LES OEUVRES PHILANTHROPIQUES
du Petit Journal
La vaccination gratuite contre la variole dans
le grand hall du Petit Journal
De toutes les initiatives prises par le Petit Journal, initiatives
si utiles, si désintéressées, si hautement philanthropiques
et démocratiques, celle qui consistait à protéger la
santé publique, en aidant nos sommités médicales dans
leur lutte contre la propagation de la variole n'apparaît-elle pas
comme l'une des plus heureuses ?
Il a suffi que quelques cas inquiétants fussent signalés dans
certains quartiers de Paris pour que le grand organe populaire, à
qui l'on doit déjà tant d'oeuvres pratiques et bienfaisantes,
sonnât l'alarme.
Ainsi qu'aux temps lointains du moyen âge, où le beffroi, à
l'approche de l'ennemi, appelait les habitants du bourg et leur offrait
la protection de sa citadelle, le Petit Journal a appelé à
lui tous ceux qui ont le souci de ce bien précieux qu'est la santé
et leur a offert, gratuitement, le moyen d'échapper à l'ennemi,
c'est-à-dire à l'épidémie.
Il leur a dit, ici même, qu'ils trouveraient, dans son hôtel
de la rue Lafayette, en même temps qu'un accueil amical, de savants
médecins prêts à les vacciner ; il leur a dit l'utilité
actuelle de cette précaution et la foule est accourue.

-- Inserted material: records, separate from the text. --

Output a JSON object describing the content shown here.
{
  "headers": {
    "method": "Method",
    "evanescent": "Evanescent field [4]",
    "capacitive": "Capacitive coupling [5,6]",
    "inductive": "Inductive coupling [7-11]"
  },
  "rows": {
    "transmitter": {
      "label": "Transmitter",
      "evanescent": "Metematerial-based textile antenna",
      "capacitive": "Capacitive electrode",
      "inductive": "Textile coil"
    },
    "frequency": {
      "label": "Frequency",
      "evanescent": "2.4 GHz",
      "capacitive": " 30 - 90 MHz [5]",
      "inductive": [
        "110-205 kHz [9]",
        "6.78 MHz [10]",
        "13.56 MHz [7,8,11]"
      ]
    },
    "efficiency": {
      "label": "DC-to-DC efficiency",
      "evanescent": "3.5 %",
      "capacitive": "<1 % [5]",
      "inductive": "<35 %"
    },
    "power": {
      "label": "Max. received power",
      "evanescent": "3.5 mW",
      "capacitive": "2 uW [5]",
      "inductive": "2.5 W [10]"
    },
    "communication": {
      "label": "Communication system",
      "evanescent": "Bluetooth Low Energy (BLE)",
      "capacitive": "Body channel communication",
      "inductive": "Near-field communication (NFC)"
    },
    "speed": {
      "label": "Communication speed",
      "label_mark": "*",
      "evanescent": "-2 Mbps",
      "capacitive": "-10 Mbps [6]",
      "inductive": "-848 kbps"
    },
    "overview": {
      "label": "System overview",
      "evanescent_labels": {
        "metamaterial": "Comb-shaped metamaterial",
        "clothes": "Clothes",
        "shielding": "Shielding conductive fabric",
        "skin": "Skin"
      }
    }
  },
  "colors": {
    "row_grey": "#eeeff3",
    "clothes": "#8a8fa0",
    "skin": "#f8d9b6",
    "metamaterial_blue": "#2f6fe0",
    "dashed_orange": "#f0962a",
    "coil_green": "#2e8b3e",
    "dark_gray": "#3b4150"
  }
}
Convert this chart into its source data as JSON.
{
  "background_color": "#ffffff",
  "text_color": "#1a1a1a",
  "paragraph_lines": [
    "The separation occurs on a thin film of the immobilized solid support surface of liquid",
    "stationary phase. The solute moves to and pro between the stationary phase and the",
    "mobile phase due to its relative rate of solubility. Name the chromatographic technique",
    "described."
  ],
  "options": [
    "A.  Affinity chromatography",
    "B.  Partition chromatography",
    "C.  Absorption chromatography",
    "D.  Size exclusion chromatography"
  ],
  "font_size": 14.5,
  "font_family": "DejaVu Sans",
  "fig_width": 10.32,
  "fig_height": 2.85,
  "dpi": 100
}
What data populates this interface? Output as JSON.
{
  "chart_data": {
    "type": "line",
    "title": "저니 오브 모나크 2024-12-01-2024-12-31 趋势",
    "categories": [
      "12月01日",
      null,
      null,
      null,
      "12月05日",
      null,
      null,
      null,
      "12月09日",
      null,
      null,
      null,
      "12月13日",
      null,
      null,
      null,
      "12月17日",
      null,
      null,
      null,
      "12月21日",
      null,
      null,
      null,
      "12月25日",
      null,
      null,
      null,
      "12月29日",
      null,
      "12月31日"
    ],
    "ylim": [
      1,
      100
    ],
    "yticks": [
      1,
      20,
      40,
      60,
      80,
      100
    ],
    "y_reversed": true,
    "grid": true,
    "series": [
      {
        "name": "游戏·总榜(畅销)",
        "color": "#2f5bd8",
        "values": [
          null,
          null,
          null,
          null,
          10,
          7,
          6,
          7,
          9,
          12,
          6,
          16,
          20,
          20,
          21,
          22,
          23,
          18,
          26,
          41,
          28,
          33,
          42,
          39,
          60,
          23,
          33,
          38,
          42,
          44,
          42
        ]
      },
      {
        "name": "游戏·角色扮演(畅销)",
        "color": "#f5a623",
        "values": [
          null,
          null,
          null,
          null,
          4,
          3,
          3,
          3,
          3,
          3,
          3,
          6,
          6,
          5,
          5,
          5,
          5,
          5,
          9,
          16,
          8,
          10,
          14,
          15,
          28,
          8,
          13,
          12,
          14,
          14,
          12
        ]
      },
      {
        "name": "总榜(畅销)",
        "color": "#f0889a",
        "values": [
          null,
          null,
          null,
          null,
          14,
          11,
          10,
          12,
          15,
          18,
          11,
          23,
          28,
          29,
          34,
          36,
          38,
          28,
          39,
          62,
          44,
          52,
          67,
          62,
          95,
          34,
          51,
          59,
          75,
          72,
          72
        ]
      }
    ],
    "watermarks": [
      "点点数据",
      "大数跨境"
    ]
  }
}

Notre intervention a obtenu un succès considérable, et c'est
notre récompense.
Pendant deux séances, de trois heures chacune, nous avons eu sous
les yeux un spectacle des plus intéressants, aussi touchant que pittoresque.
Jamais l'immense hôtel du Petit Journal n'avait servi de cadre
à plus saisissante manifestation.
Le vaste hall qui s'ouvre sur la rue Cadet a été vite encombré
par les nombreux Parisiens qui avaient répondu à notre invitation.
Au pied du grand escalier d'honneur qui conduit à notre Salle des
Fêtes, armés de leurs lancettes, se tenaient M. Chambon, le
célèbre introducteur de la vaccination animale en France,
et les éminents docteurs Saint-Yves Ménard, membre de l'Académie
de médecine, et André Fasquelle,
directeur de l'institut de vaccine animale de la rue Ballu.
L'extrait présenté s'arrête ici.